1/23/11

FAWKING HELL!  Why did I put myself in this position?  OK, I am going to write about something I really don't want to, but if I don't then I'm being a hypocrite.  This blog is about ME telling YOU about my journey... my year... my year of fawking loving dangerously.  It's not that this is some major revelation - or will shock you.  I guess it's just slightly embarrassing.

I'm back on OKc -- for those of you who don't know... OKc stands for OK Cupid... a dating website... a free dating website.

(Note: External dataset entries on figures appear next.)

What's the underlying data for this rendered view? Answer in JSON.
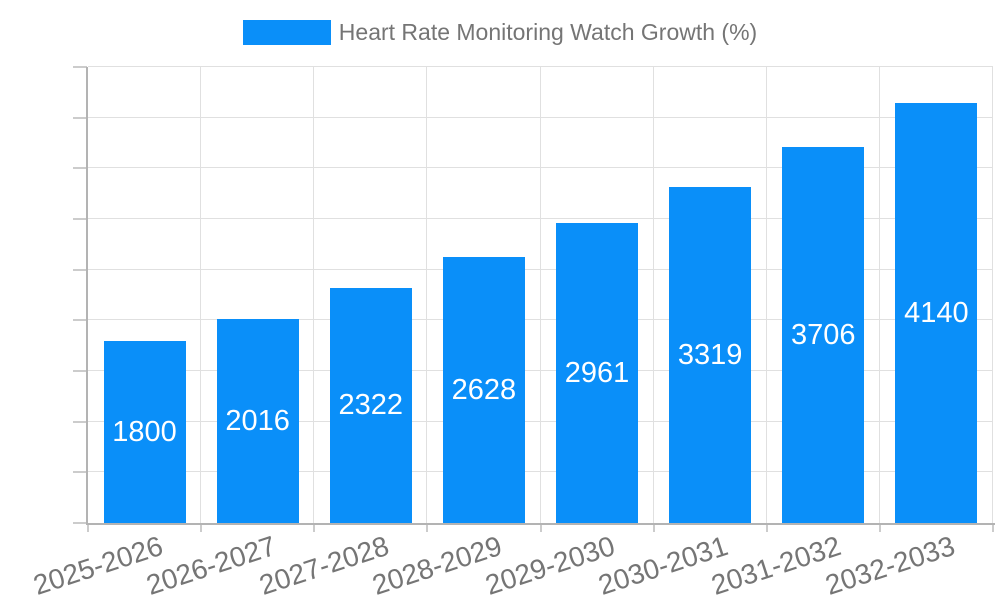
{
  "chart_data": {
    "type": "bar",
    "title": "Heart Rate Monitoring Watch Growth (%)",
    "legend": {
      "label": "Heart Rate Monitoring Watch Growth (%)",
      "position": "top-center"
    },
    "categories": [
      "2025-2026",
      "2026-2027",
      "2027-2028",
      "2028-2029",
      "2029-2030",
      "2030-2031",
      "2031-2032",
      "2032-2033"
    ],
    "series": [
      {
        "name": "Heart Rate Monitoring Watch Growth (%)",
        "values": [
          1800,
          2016,
          2322,
          2628,
          2961,
          3319,
          3706,
          4140
        ]
      }
    ],
    "xlabel": "",
    "ylabel": "",
    "ylim": [
      0,
      4500
    ],
    "yticks": [
      0,
      500,
      1000,
      1500,
      2000,
      2500,
      3000,
      3500,
      4000,
      4500
    ],
    "grid": "horizontal-and-vertical",
    "x_label_rotation_deg": -18,
    "value_label_position": "inside-center",
    "colors": {
      "bar": "#0a8ff9",
      "value_label": "#ffffff",
      "axis_label": "#757575",
      "legend_label": "#757575",
      "gridline": "#e0e0e0",
      "axis_line": "#b3b3b3",
      "tick": "#cccccc",
      "background": "#ffffff"
    }
  }
}
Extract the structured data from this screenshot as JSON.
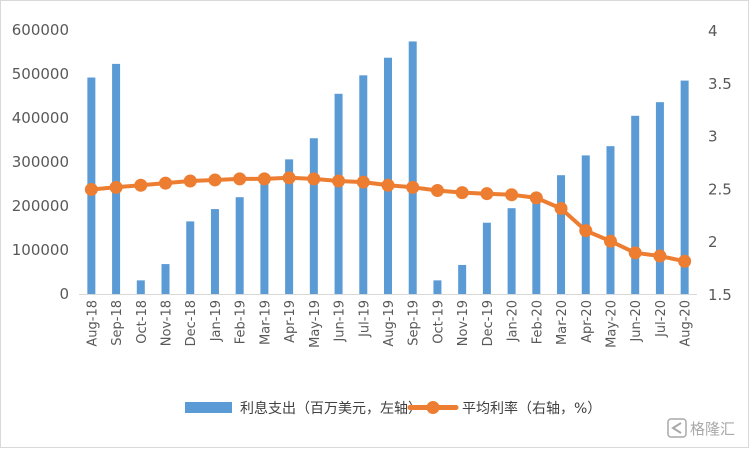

Now over the last year I toyed with the idea.  I dipped a toe in the water on JDate and that was a big "no thank you" (You know there is need for concerned when the girl is wearing a wedding dress in her profile pic - slow down Yentl, we haven't even met yet) -- from there I slowly checked out others, but again I just kept getting the "where is that husband o mine?" vibe.... knowhutimsayin?!  So a friend of mine told me about OKc back in October... I went on -- seemed pretty easy to manage.  While there will always be the contingency of "still looking for 'the one' and I hope it's you" folks, there also seemed to be a balance of people who are just trying to figure it all out.  A pay site is a commitment unto itself so I think it lends itself to those who are predisposed to locking "the one" down - they're ready, willing, and heavily financed for the mission.  OKc seems about as close to the real world scenario in that you're getting them in all shapes and sizes... that's my take.

So back in Oct I started the OKc adventure and by December I was done... that is until now.

My first go round ran the gambit and I experienced about every type of experience from the "let's fall in love after one date", to the "let's meet for coffee", which became the "your definitely not my type" (meaning me, not her).  I made a friend who I still IM with but have yet to ever meet in person (which is fine - we're like online friends).  I met a girl who I seemed to click with and then met in person and am pretty sure she was crazy (she told me she had once been homeless).  I even made sexy time with a woman who went from "I don't want anything serious" to well... it felt like she was flipping the script as they say in hip hop...  I was lucky in that case in that I didn't have to really deal with it.  I had taken a day or so to take in what had transpired and I guess she just wrote me off because I found I was no longer FB friends or on BBM with her.. phew!

You get the idea... now remember, I'm somewhat new to this, and was definitely new to the online world.  I think first go round I was more concerned with finding out whether or not I could do it... I was in essence "selling" myself to get dates.  I was charming, funny, etc etc etc... but in the end whether I simply made out with a girl or actually sealed the deal, I never felt good about it - it didn't feel organic... it was almost more by design.  Sure, I was nice, respectful, decent, but still a part of me was being dishonest (not intentionally mind you - this is in retrospect)... I was selling the promise of what a great guy I was and was pretty successful and getting women to be interested (this even spilled over into my everyday life once I had discontinued OKc).  This is what led to theYOLD.  I am starting anew this year, which is why I'm also back on OKc.  I have a new perspective on my approach to dating.

It's hard to put into words, but put it this way, I'm going to be doing my best to no longer "sell" myself.  I am just going to be me and move very slowly.  I am not going to date for the sake of dating (I'd rather sit home and write).  I'm not going to "try" and hook-up... I am not going to "try" and have sex (now, if something happens "in the moment" - so be it, as long as both parties are on the same page... I had the good fortune of having that happen last summer ;) ooohweeee that was fun).

This is all an imperfect science and I am doing my best to discover who it is I am when it comes to the subject of love and relationships.  The important thing is I now know I am capable of having a relationship... now I just need to find someone who I want to have one with and who wants to have one with me and then see where it all leads.

I got a text today from Cath - and I did not initiate (pat self on back)... doesn't mean anything, but I now know I cannot chase her.  And I am not going to ask her for plans at this point.  She knows I want to get together (after all, we had plans that she had to flake on)... so, at this point, let her come to me.

I've started to chat with a few girls on OKc and I'm approaching it with my newfound dating eyes... keep you posted.

And lastly, tomorrow is Monday, and will probably see Sandra... As I said before, if there is an opportunity to initiate a "hey, let's grab lunch" then I'll do it and see what she's about.